Merging national origins and social commentary, the ASU Art Museum’s latest exhibit draws on diverse talent to question the nature of identity.
Friday night kicked off the museum’s fall season, featuring the new exhibition, “The Other Mainstream II,” the second exhibit to come from Scottsdale residents Mikki and Stanley Weithorn’s personal collection.
Heather Lineberry, the museum’s senior curator, said the exhibit examines the way cultures blend and affect each other.
“[The Weithorns] like work that has a lot of social and political context,” she said. “I think all of this work explores issues of identity.”
Lineberry pointed out the work “ca3#10, down-ass emperor Qianlong” by Iona Rozeal Brown as an example of the eccentricities this theme can create.
In the painting, the Japanese emperor sits with one Nike sneaker on a boom box, a gleaming pendent around his neck and cornrow-braided hair.
The piece depicts the subculture known as “Ganguro,” or blackface culture, that emerged in Japan during the turn of the century, which draws on elements of traditional Japanese culture and African American hip-hop.
Jacqueline Tarry and Bradley McCallum, the featured artists at the exhibit, positioned themselves in front of their work during Friday’s reception, eager to answer questions and listen to audience reactions.
Tarry and McCallum, married in 1999, said they used their status as an interracial couple to guide their artistic inclinations — exploring the way society perceives and interprets race.
“Bloodlines,” installed on site at the art museum, used evocative civil rights photos behind silk scrim, painted with the same image, to produce a ghostly, almost three-dimensional effect.
The ornate wallpaper surrounding the photographs was created using electron microscope images of Tarry and McCallum’s combined blood cells.
“[The exhibits] are really talking about a generational reflection on race, family and how we fit together,” McCallum said.
“Bloodlines,” in particular, examines how a bloodline heritage can “taint or color your entire identity,” he said.
While researching a commissioned exhibit about Malcolm X in New York City’s Central Park, the couple discovered the foundations for their current work.
“We discovered these really iconic images of the civil rights movement,” McCallum said.
The other influence, McCallum said, came from the “one-drop rule.”
Used colloquially in the United States, the rule dictated that any person containing any trace of African ancestry is black, regardless of skin color.
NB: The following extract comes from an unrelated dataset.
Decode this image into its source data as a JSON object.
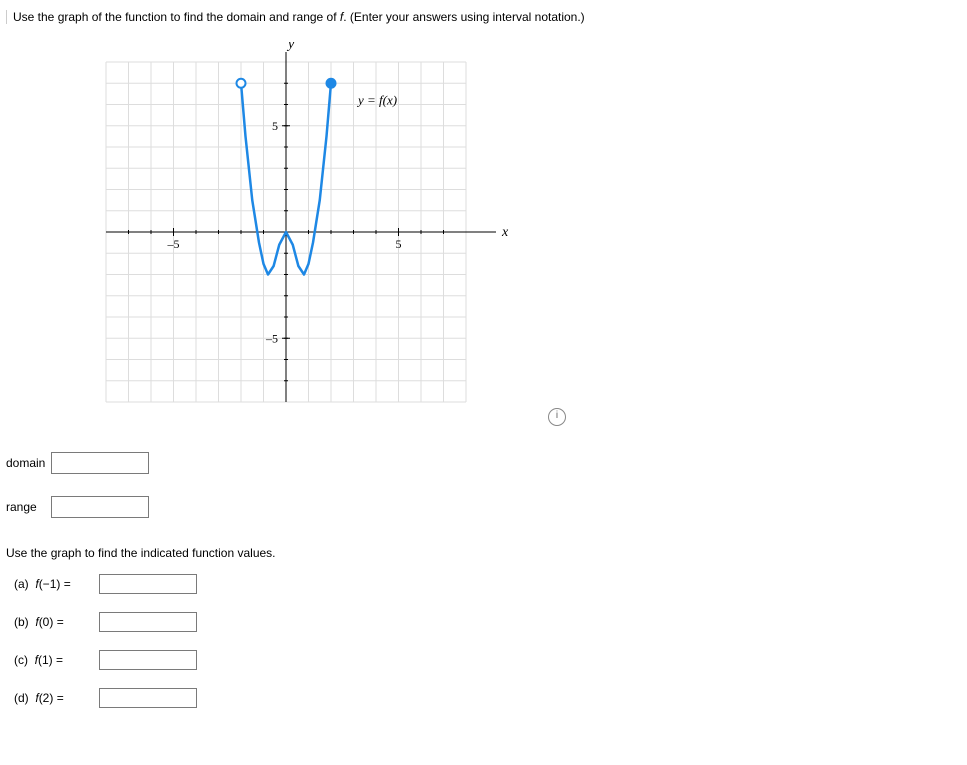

It formed the basis for legal and social perception of race until the middle of the 20th century.
“It wasn’t your darkness; it was the fact that you had black blood in you,” McCallum said.
Directly in front of the “Bloodlines” wall, a DVD called “Exchange” depicts Tarry and McCallum receiving a blood transfusion from each other, mingling their blood in a literal example of the one-drop rule.
“It’s about history and how that resonates with people,” Tarry said.
“It’s about genetic makeup as well as how [blood] courses through our veins.”
Studio art sophomore Tim Barge came out to see Tarry and McCallum’s work.
“It gives an effect people can relate to,” he said.
The Weithorns, who collected every piece in the exhibit, attended the museum’s reception as well, offering insights on the collection’s context.
“We didn’t start out as collectors,” Mikki Weithorn said. “We were doing things to develop art and have it be part of our home.”
Steven Yazzie, a local artist displaying his work at the exhibit, said the message behind the art was the most important part.
“Mikki and Stan are very conscious collectors,” he said. “They’re big collectors of content, not just what’s going to fit behind the couch.”